Natural Language Processing: Turning Text into Numbers
Computers cannot read words — NLP is the bag of tricks that turns text into numbers a model can learn from.
What you will learn
- Explain why text must become numbers
- Tokenize a sentence and build a bag-of-words
- Define embeddings and run a tiny sentiment example
The core problem: words are not numbers
Natural Language Processing (NLP) is the field of AI that works with human language — text and speech. It powers spam filters, translation, search, voice assistants and chatbots. But there is one big obstacle: machine-learning models only understand numbers, and language is words. So almost everything in NLP is about one task — turning text into numbers the model can learn from.
Step 1 — tokenizing (chop text into pieces)
Tokenizing means breaking text into small units called tokens — usually words. It is the first step in nearly every NLP system.
sentence = "I love this movie"
tokens = sentence.lower().split() # split on spaces
print(tokens)Note: Output: ['i', 'love', 'this', 'movie'] Four words became four tokens. Real tokenizers are smarter (they handle punctuation and split rare words into pieces), but the idea is the same: break text into countable units.
Step 2 — bag-of-words (count the tokens)
The simplest way to turn tokens into numbers is a bag-of-words: list every word in your vocabulary, then for each sentence count how many times each word appears. Order is ignored — you just throw the words in a bag and count.

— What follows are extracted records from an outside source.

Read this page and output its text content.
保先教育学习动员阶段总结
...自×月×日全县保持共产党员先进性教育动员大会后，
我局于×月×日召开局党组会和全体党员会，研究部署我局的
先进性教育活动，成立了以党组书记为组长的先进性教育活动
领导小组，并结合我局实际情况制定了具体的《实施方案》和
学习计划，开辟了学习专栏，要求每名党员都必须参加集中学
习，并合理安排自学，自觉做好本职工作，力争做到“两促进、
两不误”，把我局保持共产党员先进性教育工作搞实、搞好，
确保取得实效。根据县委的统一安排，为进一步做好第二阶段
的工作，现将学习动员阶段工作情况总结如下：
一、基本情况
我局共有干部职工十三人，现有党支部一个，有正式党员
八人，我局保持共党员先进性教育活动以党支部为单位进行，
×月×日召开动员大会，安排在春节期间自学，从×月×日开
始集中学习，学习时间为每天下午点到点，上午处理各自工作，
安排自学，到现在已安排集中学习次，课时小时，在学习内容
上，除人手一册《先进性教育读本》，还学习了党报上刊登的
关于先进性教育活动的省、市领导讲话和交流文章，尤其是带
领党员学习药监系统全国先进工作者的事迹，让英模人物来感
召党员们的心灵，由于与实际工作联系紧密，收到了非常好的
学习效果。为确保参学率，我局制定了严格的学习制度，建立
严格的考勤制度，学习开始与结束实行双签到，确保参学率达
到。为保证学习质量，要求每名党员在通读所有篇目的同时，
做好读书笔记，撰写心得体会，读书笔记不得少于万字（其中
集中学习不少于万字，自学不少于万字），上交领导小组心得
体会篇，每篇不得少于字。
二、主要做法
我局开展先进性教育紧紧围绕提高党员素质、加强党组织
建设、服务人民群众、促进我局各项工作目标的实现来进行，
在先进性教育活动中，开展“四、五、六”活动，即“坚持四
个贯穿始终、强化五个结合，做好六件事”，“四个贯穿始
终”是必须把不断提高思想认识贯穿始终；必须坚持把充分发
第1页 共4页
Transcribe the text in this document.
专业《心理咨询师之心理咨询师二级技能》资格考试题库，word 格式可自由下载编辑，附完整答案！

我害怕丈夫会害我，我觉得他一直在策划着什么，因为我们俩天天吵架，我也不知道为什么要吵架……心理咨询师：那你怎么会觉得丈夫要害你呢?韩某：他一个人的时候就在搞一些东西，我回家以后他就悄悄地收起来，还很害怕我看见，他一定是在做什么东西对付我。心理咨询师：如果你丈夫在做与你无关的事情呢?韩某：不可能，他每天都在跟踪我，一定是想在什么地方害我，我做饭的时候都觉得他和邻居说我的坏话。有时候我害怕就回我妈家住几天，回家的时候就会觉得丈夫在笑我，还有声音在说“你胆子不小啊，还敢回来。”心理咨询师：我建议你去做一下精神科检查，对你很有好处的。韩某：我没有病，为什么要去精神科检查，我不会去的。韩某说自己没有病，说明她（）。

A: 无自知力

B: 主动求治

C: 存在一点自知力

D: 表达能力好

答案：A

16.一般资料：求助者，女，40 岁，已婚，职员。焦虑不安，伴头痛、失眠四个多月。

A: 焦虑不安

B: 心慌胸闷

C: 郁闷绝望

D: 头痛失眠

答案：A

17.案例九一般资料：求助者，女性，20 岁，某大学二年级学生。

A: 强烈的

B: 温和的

from sklearn.feature_extraction.text import CountVectorizer
reviews = ["I love this movie", "I hate this movie"]
vec = CountVectorizer()
counts = vec.fit_transform(reviews)
print(vec.get_feature_names_out()) # the vocabulary
print(counts.toarray()) # each review as word-countsNote: Output: ['hate' 'love' 'movie' 'this'] [[0 1 1 1] [1 0 1 1]] The vocabulary has 4 words. Review 1 (“I love this movie”) has love=1, hate=0; review 2 flips that. Now each sentence is a row of numbers — exactly what a model can train on.
Watch out: Bag-of-words throws away word order, so “dog bites man” and “man bites dog” look identical to it. That loss of meaning is a real limitation — and the reason smarter methods (embeddings and transformers) were invented.
Step 3 — embeddings (numbers that capture meaning)
A better trick is word embeddings: each word is turned into a short list of numbers (a vector) learned so that words with similar meanings get similar numbers. “king” and “queen” land close together; “king” and “banana” land far apart. Embeddings are how modern NLP captures meaning, not just word counts — and they are the foundation under translation and LLMs.
# Cartoon embeddings: each word is a tiny vector of "meaning" numbers
embeddings = {
'king': [0.9, 0.7],
'queen': [0.9, 0.6],
'banana': [0.1, 0.2],
}
def distance(a, b):
return sum((x - y) ** 2 for x, y in zip(a, b)) ** 0.5
print('king–queen :', round(distance(embeddings['king'], embeddings['queen']), 2))
print('king–banana:', round(distance(embeddings['king'], embeddings['banana']), 2))Note: Output: king–queen : 0.1 king–banana: 0.94 “king” and “queen” are close (distance 0.1) because they mean similar things; “king” and “banana” are far apart (0.94). Real embeddings use hundreds of numbers and are learned from billions of words — but this is exactly the idea.
A real NLP task: sentiment analysis
Sentiment analysis decides whether a piece of text is positive or negative. With bag-of-words plus the supervised pipeline from Unit 4, we can build one in a few lines — it is the spam classifier wearing a different hat.
from sklearn.feature_extraction.text import CountVectorizer
from sklearn.naive_bayes import MultinomialNB
texts = ['i love this', 'great film', 'i hate this', 'terrible movie']
labels = ['positive', 'positive', 'negative', 'negative']
vec = CountVectorizer()
X = vec.fit_transform(texts)
model = MultinomialNB().fit(X, labels)
print(model.predict(vec.transform(['i love it']))[0])
print(model.predict(vec.transform(['hate it']))[0])Note: Output: positive negative The model never saw “i love it” or “hate it” exactly, but it learned that words like “love”/“great” signal positive and “hate”/“terrible” signal negative. Same five-step ML pipeline — only the data is text.
Tip: Remember the through-line: NLP is machine learning applied to language, and the whole trick is turning text into numbers — first by counting (bag-of-words), then by meaning (embeddings). Transformers and LLMs, next, take embeddings much further.
Q. Why must text be converted to numbers before a model can use it?
✍️ Practice
- Tokenize the sentence “AI is fun and useful” and count how many tokens it has.
- Add the reviews “awful acting” (negative) and “loved every minute” (positive) to the sentiment example and re-test.
🏠 Homework
- Explain in your own words why bag-of-words cannot tell “the movie was good, not bad” from “the movie was bad, not good”.